With Sergio Aguero the most recent player to be spotted switching to the Puma v1.11 football boots, we thought it was about time we put the boot through a SoccerBible Play Test to find out what all the fuss was about!
The v1.11 is the most recent addition to the Puma v1 range, their established speed range in direct competition with both the Mercurial and F50 ranges. From a style perspective, the v1.11 holds a similar look to the v1.10, but the real question is how does it perform?

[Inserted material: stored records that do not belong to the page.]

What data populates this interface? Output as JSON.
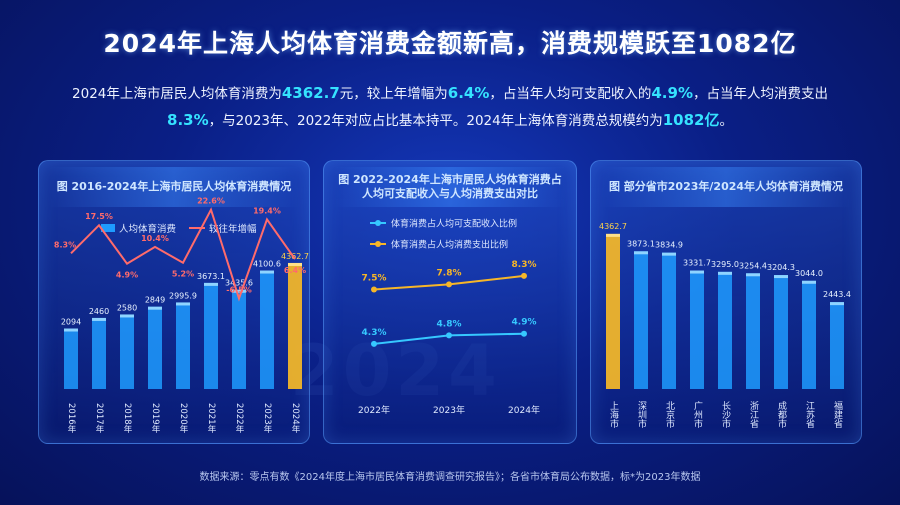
{
  "header": {
    "title": "2024年上海人均体育消费金额新高，消费规模跃至1082亿"
  },
  "summary": {
    "t1": "2024年上海市居民人均体育消费为",
    "v1": "4362.7",
    "t2": "元，较上年增幅为",
    "v2": "6.4%",
    "t3": "，占当年人均可支配收入的",
    "v3": "4.9%",
    "t4": "，占当年人均消费支出",
    "v4": "8.3%",
    "t5": "，与2023年、2022年对应占比基本持平。2024年上海体育消费总规模约为",
    "v5": "1082亿",
    "t6": "。"
  },
  "colors": {
    "bar": "#1e9bff",
    "bar_highlight": "#f0b52a",
    "growth_line": "#ff6b6b",
    "income_line": "#36c8ff",
    "expend_line": "#f6b628",
    "accent": "#35e3ff"
  },
  "chart_data": [
    {
      "type": "bar",
      "title": "图 2016-2024年上海市居民人均体育消费情况",
      "legend": [
        "人均体育消费",
        "较往年增幅"
      ],
      "categories": [
        "2016年",
        "2017年",
        "2018年",
        "2019年",
        "2020年",
        "2021年",
        "2022年",
        "2023年",
        "2024年"
      ],
      "series": [
        {
          "name": "人均体育消费",
          "values": [
            2094,
            2460,
            2580,
            2849,
            2995.9,
            3673.1,
            3435.6,
            4100.6,
            4362.7
          ],
          "labels": [
            "2094",
            "2460",
            "2580",
            "2849",
            "2995.9",
            "3673.1",
            "3435.6",
            "4100.6",
            "4362.7"
          ]
        },
        {
          "name": "较往年增幅",
          "values": [
            8.3,
            17.5,
            4.9,
            10.4,
            5.2,
            22.6,
            -6.5,
            19.4,
            6.4
          ],
          "labels": [
            "8.3%",
            "17.5%",
            "4.9%",
            "10.4%",
            "5.2%",
            "22.6%",
            "-6.5%",
            "19.4%",
            "6.4%"
          ]
        }
      ],
      "highlight_index": 8
    },
    {
      "type": "line",
      "title": "图 2022-2024年上海市居民人均体育消费占人均可支配收入与人均消费支出对比",
      "categories": [
        "2022年",
        "2023年",
        "2024年"
      ],
      "series": [
        {
          "name": "体育消费占人均可支配收入比例",
          "values": [
            4.3,
            4.8,
            4.9
          ],
          "labels": [
            "4.3%",
            "4.8%",
            "4.9%"
          ]
        },
        {
          "name": "体育消费占人均消费支出比例",
          "values": [
            7.5,
            7.8,
            8.3
          ],
          "labels": [
            "7.5%",
            "7.8%",
            "8.3%"
          ]
        }
      ]
    },
    {
      "type": "bar",
      "title": "图 部分省市2023年/2024年人均体育消费情况",
      "categories": [
        "上海市",
        "深圳市",
        "北京市",
        "广州市",
        "长沙市",
        "浙江省",
        "成都市",
        "江苏省",
        "福建省"
      ],
      "series": [
        {
          "name": "人均体育消费",
          "values": [
            4362.7,
            3873.1,
            3834.9,
            3331.7,
            3295.0,
            3254.4,
            3204.3,
            3044.0,
            2443.4
          ],
          "labels": [
            "4362.7",
            "3873.1",
            "3834.9",
            "3331.7",
            "3295.0",
            "3254.4",
            "3204.3",
            "3044.0",
            "2443.4"
          ]
        }
      ],
      "highlight_index": 0
    }
  ],
  "footer": {
    "source": "数据来源：零点有数《2024年度上海市居民体育消费调查研究报告》；各省市体育局公布数据，标*为2023年数据"
  }
}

The versions we've been wearing for the past few weeks are the synthetic Puma v1.11's, one of the most unique looking boots on the market. In hand, the v1.11 is an interesting blend of materials, shapes and structures. And for those not familiar with Puma boots, they generally fit tight so we'd recommend going half a size up (eg. If you wear 7.5 Nike, go for an 8 in the v1.11).
Not that we particularly want to start on a negative, but our first experience with the v1.11 wasn't a good one, as adjusting the lacing system for a comfortable fit isn't the most user-friendly activity because of the lace-cover. However, when the boot is on, the snug fit does redeem this annoyance.
The Last is slightly wider than previous incarnations of the v1 range, and with the lace-cover fastened, the synthetic upper and softly padded tongue make this a very comfortable fitting boot. The outsole does provide slight resistance and a bit of rigidity to comfort for the first few wears, but after about three performances the boots feel like they've been broken in.
The microfibre upper material provides a good touch and feel for the ball, and is up to the challenge of tears, scrapes and opposing studs, as it has proven to be durable in the first few weeks of wear. We do once again have to account for the notorious Puma toe-box, a pointed toe that has been a feature of the v1.08, v1.10 and now v1.11. It's something that doesn't hinder performance, but if you've not encountered it before will notice on your first few wears when striking, chipping and touching the ball with the instep dribbling at pace.
In terms of movement, the v1.11 caters for the type of player the boot is aimed at, as it's very responsive for speed players. The heel provides the snuggest area of fit for the v1.11, combine this with the lacing system and lace-cover and you have a very secure fitting boot ready to respond to a players movements. The outsole has plenty of spring in the toe-area thanks to the carbon fibre, making the v1.11 an effective tool in terms of acceleration.
When it comes to striking the ball, the Puma v1.11 is an evolution and improvement on the v1.10, and in this department outperforms it's sibling the v1.11 SL. Despite the initial annoyance over the lace-cover, this new feature comes into it's own when connecting with the ball.
The materials offer a very well protected feel, and you can really put your foot through the ball. These v1's are almost the closest you could get to a lace-less feel and ball strike from a boot that has laces – we hope that one makes sense!
Fans of previous incarnations of the v1 range will be very pleased with the v1.11. Puma have definitely improved their boots, thanks in main to the materials they've used. The boot is comfortable and gives a great ball touch and feel. Once you've got your lacing system sorted to your personal fit, the lace-cover is a great compliment to the fit and performance of the upper, whilst the outsole remains a proven performer.